In the version of the Abgar story current in Geoffrey’s time, the Acts of Thaddaeus, Edessa’s King Abgar V had suffered a crippling ailment, and sent his agents to the Roman governor at Eleutheropolis, a town near Hebron in Israel. Abgar V was then healed by a portrait of Jesus’ face painted in “choice pigments” on a “towel” which was “acheiropoietos” (“not made by hands“), and was further called a “sindon tetradiplon,” (“linen sheet fourdoubled“). This can only be the Shroud as the Mandylion/Image of Edessa (see my “Tetradiplon and the Shroud of Turin“).
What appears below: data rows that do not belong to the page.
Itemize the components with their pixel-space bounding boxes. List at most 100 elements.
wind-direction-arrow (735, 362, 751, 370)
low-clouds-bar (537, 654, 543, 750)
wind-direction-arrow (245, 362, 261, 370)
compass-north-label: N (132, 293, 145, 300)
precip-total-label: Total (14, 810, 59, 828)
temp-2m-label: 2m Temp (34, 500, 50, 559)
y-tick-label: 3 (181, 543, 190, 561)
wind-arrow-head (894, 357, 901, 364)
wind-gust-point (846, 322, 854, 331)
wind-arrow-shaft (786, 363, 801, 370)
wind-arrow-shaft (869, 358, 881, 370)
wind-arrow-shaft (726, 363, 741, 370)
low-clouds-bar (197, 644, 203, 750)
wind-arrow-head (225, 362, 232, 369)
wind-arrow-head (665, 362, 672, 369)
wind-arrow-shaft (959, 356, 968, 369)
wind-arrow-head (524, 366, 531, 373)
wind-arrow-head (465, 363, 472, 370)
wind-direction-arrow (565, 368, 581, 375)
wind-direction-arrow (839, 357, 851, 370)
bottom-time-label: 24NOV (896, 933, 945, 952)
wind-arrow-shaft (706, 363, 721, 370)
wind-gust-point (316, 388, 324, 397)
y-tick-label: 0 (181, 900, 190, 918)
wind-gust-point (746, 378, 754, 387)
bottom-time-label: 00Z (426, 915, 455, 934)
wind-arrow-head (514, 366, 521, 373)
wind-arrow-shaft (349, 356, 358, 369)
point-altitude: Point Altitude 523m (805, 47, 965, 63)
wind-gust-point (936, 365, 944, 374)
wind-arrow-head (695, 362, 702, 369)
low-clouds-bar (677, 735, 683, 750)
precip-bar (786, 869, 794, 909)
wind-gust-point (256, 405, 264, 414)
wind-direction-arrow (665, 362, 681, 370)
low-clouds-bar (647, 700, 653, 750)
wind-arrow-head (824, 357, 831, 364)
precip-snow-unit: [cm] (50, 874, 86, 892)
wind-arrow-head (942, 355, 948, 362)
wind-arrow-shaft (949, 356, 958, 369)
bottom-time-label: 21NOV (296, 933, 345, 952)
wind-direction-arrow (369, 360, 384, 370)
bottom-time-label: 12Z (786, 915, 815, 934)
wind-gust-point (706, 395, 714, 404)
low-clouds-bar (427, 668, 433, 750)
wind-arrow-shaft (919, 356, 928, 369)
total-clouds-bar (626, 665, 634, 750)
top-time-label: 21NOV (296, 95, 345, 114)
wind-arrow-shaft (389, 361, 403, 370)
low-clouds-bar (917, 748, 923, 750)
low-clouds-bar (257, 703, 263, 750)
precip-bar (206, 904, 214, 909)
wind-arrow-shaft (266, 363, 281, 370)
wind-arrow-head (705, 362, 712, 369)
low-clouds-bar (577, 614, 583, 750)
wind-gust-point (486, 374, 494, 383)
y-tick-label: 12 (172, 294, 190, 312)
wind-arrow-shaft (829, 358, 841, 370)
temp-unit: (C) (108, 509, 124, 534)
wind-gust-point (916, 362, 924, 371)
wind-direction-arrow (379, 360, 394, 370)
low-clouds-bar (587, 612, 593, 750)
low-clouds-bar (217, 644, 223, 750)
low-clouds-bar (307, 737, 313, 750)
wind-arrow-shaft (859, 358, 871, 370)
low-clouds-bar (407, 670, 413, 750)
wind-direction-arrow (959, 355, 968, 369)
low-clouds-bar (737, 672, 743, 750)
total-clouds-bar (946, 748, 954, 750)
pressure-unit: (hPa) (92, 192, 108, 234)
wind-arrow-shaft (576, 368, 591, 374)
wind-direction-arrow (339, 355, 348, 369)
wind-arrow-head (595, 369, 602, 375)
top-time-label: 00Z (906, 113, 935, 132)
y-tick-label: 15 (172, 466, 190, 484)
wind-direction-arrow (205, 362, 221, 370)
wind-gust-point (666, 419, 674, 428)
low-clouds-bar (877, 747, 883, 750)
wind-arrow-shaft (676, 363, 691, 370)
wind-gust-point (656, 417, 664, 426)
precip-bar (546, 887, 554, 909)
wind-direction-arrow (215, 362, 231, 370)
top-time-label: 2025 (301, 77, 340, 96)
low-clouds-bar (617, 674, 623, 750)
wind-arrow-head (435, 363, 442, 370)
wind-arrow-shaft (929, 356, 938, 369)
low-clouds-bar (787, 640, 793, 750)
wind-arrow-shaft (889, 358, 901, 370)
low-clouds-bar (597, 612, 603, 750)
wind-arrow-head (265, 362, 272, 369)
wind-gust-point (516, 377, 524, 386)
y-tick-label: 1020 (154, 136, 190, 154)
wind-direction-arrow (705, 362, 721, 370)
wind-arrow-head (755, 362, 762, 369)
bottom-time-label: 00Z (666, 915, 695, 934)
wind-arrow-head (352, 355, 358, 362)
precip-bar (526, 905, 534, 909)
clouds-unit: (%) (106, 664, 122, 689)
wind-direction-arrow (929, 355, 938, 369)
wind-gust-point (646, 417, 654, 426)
However, this can only be a reference to Edessa’s King Lucius Septimius Severus Abgar VIII, who (as we saw) sent a letter to Pope Eleutherus asking for missionaries to come and preach the Faith in Edessa and had also paid a visit to Rome in Pope Eleutherus’s time (174-189). This is because it was only in Abgar VIII’s time that Roman emperor Lucius Septimius Severus (145–211) renamed the town of Beth Gubrin in Israel to Eleutheropolis in c. 200, and it was Abgar VIII who took that Emperor’s names as his own. Geoffroy also included in his “History of the Kings of Britain” stories about another non-existent British king, “King Arthur,” who according to folklore led the defence of Britain against Saxon invaders in the early 6th century.

Chrétien de Troyes (1130-91), a French poet, in his c. 1191 romance, Perceval, the Story of the Grail, introduced the Grail into Western literature as a large platter or dish holding only a single communion wafer, representing the body of Jesus. Although French, Chrétien set his story of the Grail in Britain, presumably ultimately based on Bede’s misunderstanding of “Lucio Britannio rege” to mean “Lucius King of Britain,” when it actually meant “Lucius [Abgar VIII], King of Britio [Edessa]” (see above). The grail dish was carried in procession to a crippled king, reminiscent of the crippled King Abgar V in the Acts of Thaddaeus. The theme of the poem was the quest for the Holy Grail by Perceval, a knight of King Arthur.